Die Wissenschaftler haben diese Genomstücke mithilfe neuartiger Analysemethoden untersucht und herausgefunden, wie die DNA im Einzelnen abgelesen und in die Zwischenstufe der Proteinherstellung, die RNA, umgesetzt wird. Dabei fielen ihnen Genabschnitte auf, die abhängig vom genomischen Kontext stillgelegt oder reaktiviert wurden. „Im einzelnen Gen finden in kurzer Zeit überraschend viele Veränderungen statt. Sie werden aber häufig insgesamt wieder kompensiert, so dass zunächst von außen nahezu keine Auswirkungen zu erkennen sind“, fasst Gunnar Rätsch die neuen Ergebnisse zusammen. Die Konzepte, Methoden und Plattformen, die auf Basis der Genomvariationen von Arabidopsis entwickelt werden, können auch verwendet werden, um Nutzpflanzen zu erforschen und einer schnellen, exakten Zuordnung und Kartierung von wünschenswerten Eigenschaften in Pflanzen dienen. Darüber hinaus können Forscher die Erkenntnisse über den Einfluss von Variationen auf die Genprodukte und ihr Zusammenwirken auch auf Untersuchungen am menschlichen Genom übertragen.

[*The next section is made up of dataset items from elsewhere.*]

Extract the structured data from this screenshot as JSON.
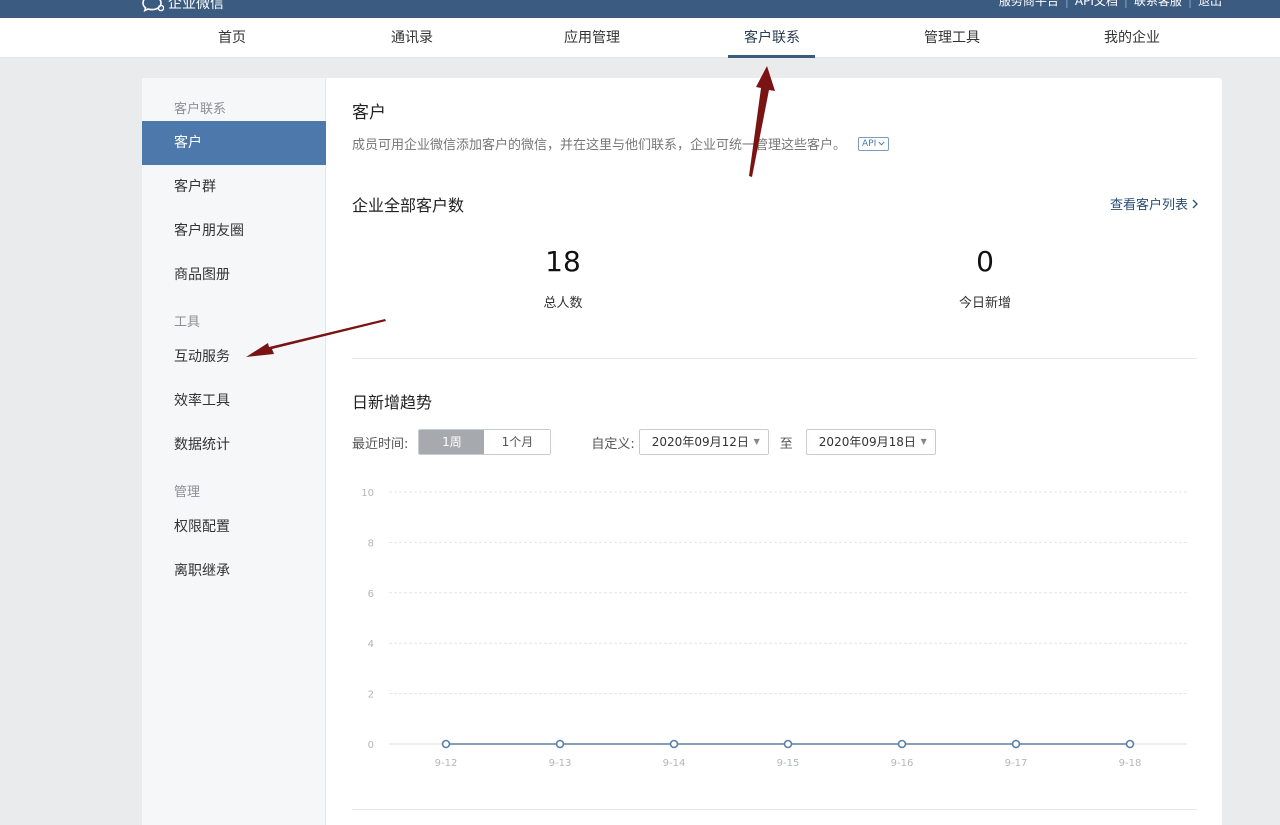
{
  "header": {
    "logo_text": "企业微信",
    "links": [
      "服务商平台",
      "API文档",
      "联系客服",
      "退出"
    ]
  },
  "nav": {
    "items": [
      "首页",
      "通讯录",
      "应用管理",
      "客户联系",
      "管理工具",
      "我的企业"
    ],
    "active_index": 3
  },
  "sidebar": {
    "groups": [
      {
        "label": "客户联系",
        "items": [
          "客户",
          "客户群",
          "客户朋友圈",
          "商品图册"
        ]
      },
      {
        "label": "工具",
        "items": [
          "互动服务",
          "效率工具",
          "数据统计"
        ]
      },
      {
        "label": "管理",
        "items": [
          "权限配置",
          "离职继承"
        ]
      }
    ],
    "active_item": "客户"
  },
  "main": {
    "title": "客户",
    "description": "成员可用企业微信添加客户的微信，并在这里与他们联系，企业可统一管理这些客户。",
    "api_badge": "API",
    "summary_title": "企业全部客户数",
    "view_list_link": "查看客户列表",
    "stats": [
      {
        "value": "18",
        "label": "总人数"
      },
      {
        "value": "0",
        "label": "今日新增"
      }
    ],
    "trend_title": "日新增趋势",
    "filter": {
      "recent_label": "最近时间:",
      "ranges": [
        "1周",
        "1个月"
      ],
      "active_range": "1周",
      "custom_label": "自定义:",
      "start_date": "2020年09月12日",
      "to_label": "至",
      "end_date": "2020年09月18日"
    }
  },
  "chart_data": {
    "type": "line",
    "categories": [
      "9-12",
      "9-13",
      "9-14",
      "9-15",
      "9-16",
      "9-17",
      "9-18"
    ],
    "values": [
      0,
      0,
      0,
      0,
      0,
      0,
      0
    ],
    "y_ticks": [
      0,
      2,
      4,
      6,
      8,
      10
    ],
    "ylim": [
      0,
      10
    ],
    "grid": true,
    "line_color": "#5b7fa6"
  },
  "colors": {
    "header_bg": "#3b5b80",
    "sidebar_active": "#4d78ab",
    "annotation_arrow": "#7a1414"
  }
}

Die neuen Arbeiten sind auch im Rahmen des 1001 Genom-Projekt zu sehen. Das Projekt wurde 2008 vom Max-Planck-Institut für Entwicklungsbiologie ins Leben gerufen und wird in Kooperation mit zehn weiteren Instituten weltweit in vielen Einzelprojekten umgesetzt. Ziel ist die Analyse und der Vergleich der Gene von 1001 verschiedenen Arabidopsis-Stämmen. In dem Großprojekt sollen grundlegende Erkenntnisse über die Evolution, über die Genetik und über molekulare Mechanismen gewonnen werden. Fast 500 Genome wurden an den unterschiedlichen Instituten bereits sequenziert und analysiert. Die Daten werden in eine öffentliche Datenbank eingespeist und können so nicht nur den Kooperationspartnern, sondern allen interessierten Wissenschaftlern als Quelle dienen.